While moving from CMS to G1 for some of our applications, I noticed that one of them suffered from a startup time extended by factor 4. Application stop time due to GC cycles is not the cause. On comparing application behaviour, I disovered that this one carries a whopping 250 million of live objects after startup (in a heap of 12G). Further investigation showed that the application had normal speed during the first 5 million allocations, but performance degraded more and more as the pool of live objects grew larger.
Further experiments indicated that once a certain threshold of live objects is reached, allocation of new objects will indeed slow down when using G1. I found that doubling the number of live objects seems to put a factor of around 2.5 on the time needed for that allocation. With other GC engines, the factor is only 2. This would indeed explain the slowdown.
There are two issues which make me doubt that conclusion, though:
So: it would be great if someone could either tell me that my observations are correct, and perhaps point me to some explaining document, or to some recommendatons regarding this area.

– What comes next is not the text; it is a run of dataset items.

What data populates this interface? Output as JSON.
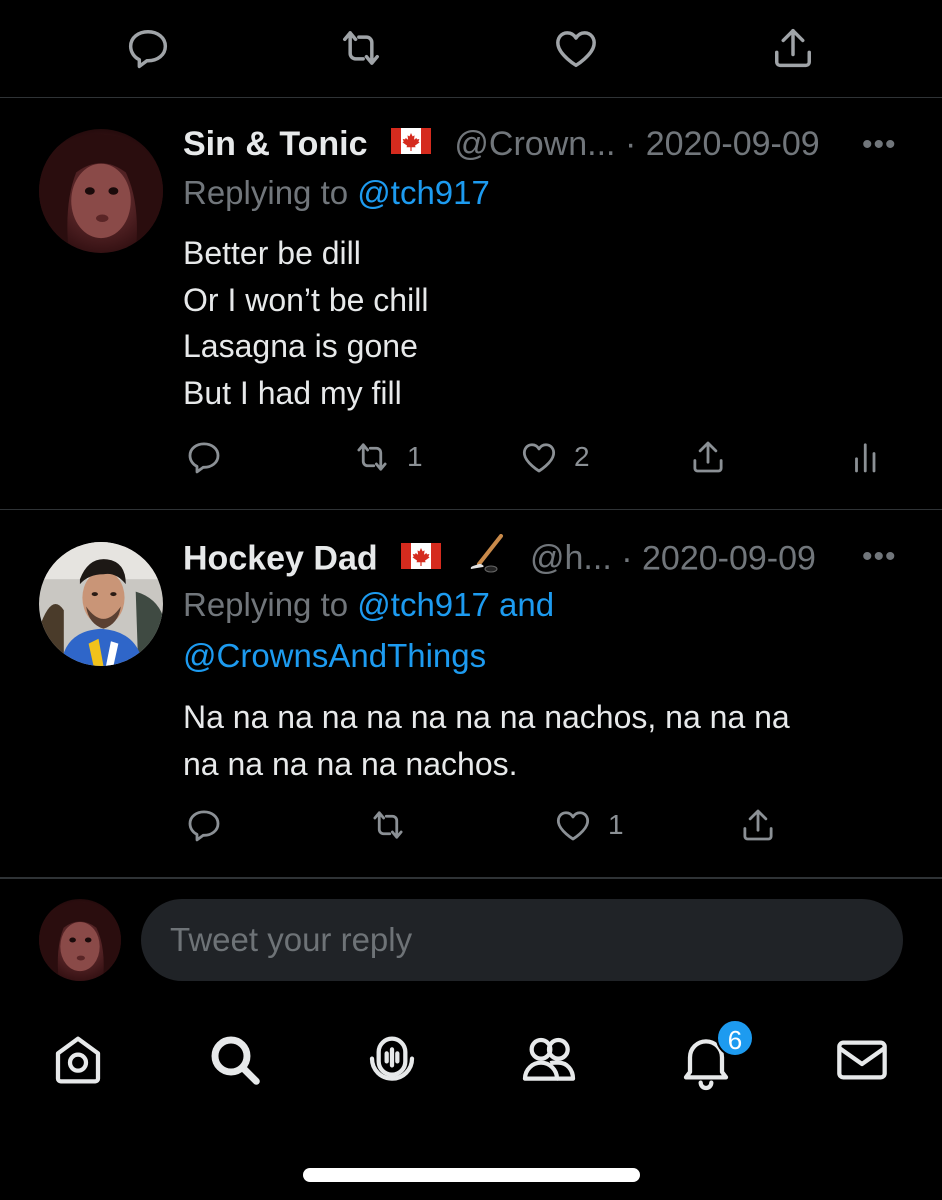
{
  "top_actions": {
    "icons": [
      "reply-icon",
      "retweet-icon",
      "like-icon",
      "share-icon"
    ]
  },
  "tweets": [
    {
      "name": "Sin & Tonic",
      "handle": "@Crown...",
      "separator": "·",
      "date": "2020-09-09",
      "more": "•••",
      "replying_prefix": "Replying to",
      "mentions": "@tch917",
      "mentions_line2": "",
      "text": "Better be dill\nOr I won’t be chill\nLasagna is gone\nBut I had my fill",
      "retweets": "1",
      "likes": "2"
    },
    {
      "name": "Hockey Dad",
      "handle": "@h...",
      "separator": "·",
      "date": "2020-09-09",
      "more": "•••",
      "replying_prefix": "Replying to",
      "mentions": "@tch917 and",
      "mentions_line2": "@CrownsAndThings",
      "text": "Na na na na na na na na nachos, na na na\nna na na na na nachos.",
      "retweets": "",
      "likes": "1"
    }
  ],
  "composer": {
    "placeholder": "Tweet your reply"
  },
  "nav": {
    "items": [
      "home",
      "search",
      "spaces",
      "communities",
      "notifications",
      "messages"
    ],
    "notifications_badge": "6"
  },
  "colors": {
    "background": "#000000",
    "accent": "#1d9bf0",
    "secondary_text": "#71767b"
  }
}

Or, alternatively, that someone tells me what I'm doing wrong. :)
Here is a short test case (run multiple times, take mean values, deduct the displayed garbage collection times):
import java.util.HashMap;
/**
* Allocator demonstrates the dependency between number of live objects
* and allocation speed, using various GC algorithms.
* Call it using, e.g.:
* java Allocator -Xmx12g -Xms12g -XX:+PrintGCApplicationStoppedTime -XX:+UseG1GC
* java Allocator -Xmx12g -Xms12g -XX:+PrintGCApplicationStoppedTime
* Deduct stopped times from execution time.
*/
public class Allocator {
public static void main(String[] args) {
timer(2000000, true);
for (int i = 1000000; i <= 32000000; i*=2) {
timer(i, false);
}
for (int i = 32000000; i >= 1000000; i/=2) {
timer(i, false);
}
}
private static void timer(int num, boolean warmup) {
long before = System.currentTimeMillis();
Allocator a = new Allocator();
int size = a.allocate(num);
long after = System.currentTimeMillis();
if (!warmup) {
System.out.println("Time needed for " + num + " allocations: "

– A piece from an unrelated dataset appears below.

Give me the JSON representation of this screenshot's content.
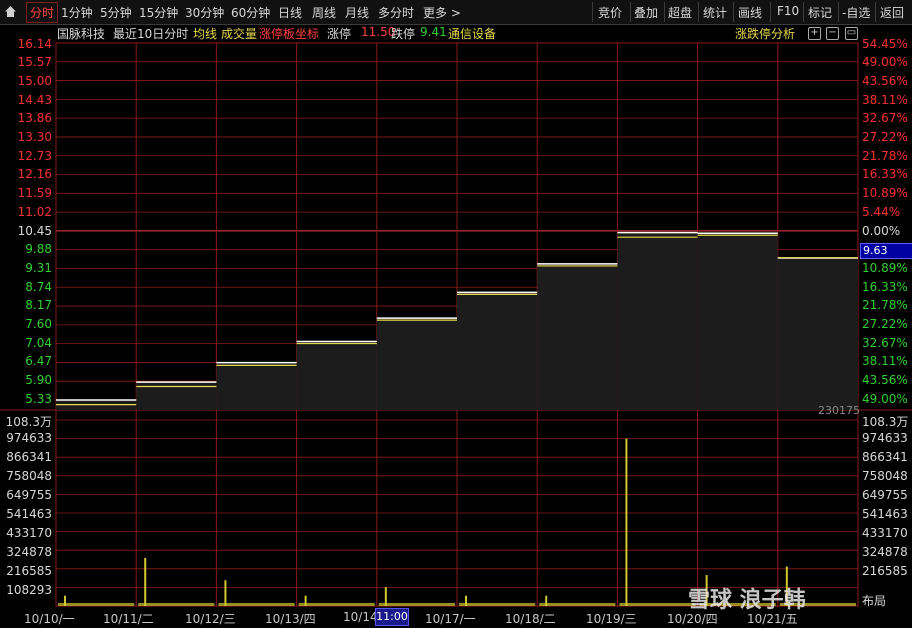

+ (after - before) + " millis. Map size = " + size);
}
}
private int allocate(int numElements) {
HashMap<Integer, String> map = new HashMap<>(2*numElements);
for (int i = 0; i < numElements; i++) {
map.put(i, Integer.toString(i));
}
return map.size();
}
}
As discussed in the comments above:
Your test-case does pre-allocate very large reference arrays that are long-lived and essentially occupy a region of their own (they probably end up in the old gen or humongous regions) and then populating them with millions of additional objects that are likely to live in a different region.
This creates lots of cross-region references, which G1 can deal with in in moderate amounts but not in the millions per region.
Highly interconnected regions are also considered as expensive to collect by G1's heuristics and thus less likely to get collected even if they entirely consist of garbage.
Allocating objects together to reduces cross-region references.
Not articially extending their lifetime too much (e.g. by putting them into some sort of cache) also allows them to die during a young generation GC, which are much easier to collect than old regions which by nature accumulate objects referenced from different regions.
So all in all your test-case was rather hostile to the region-based nature of G1.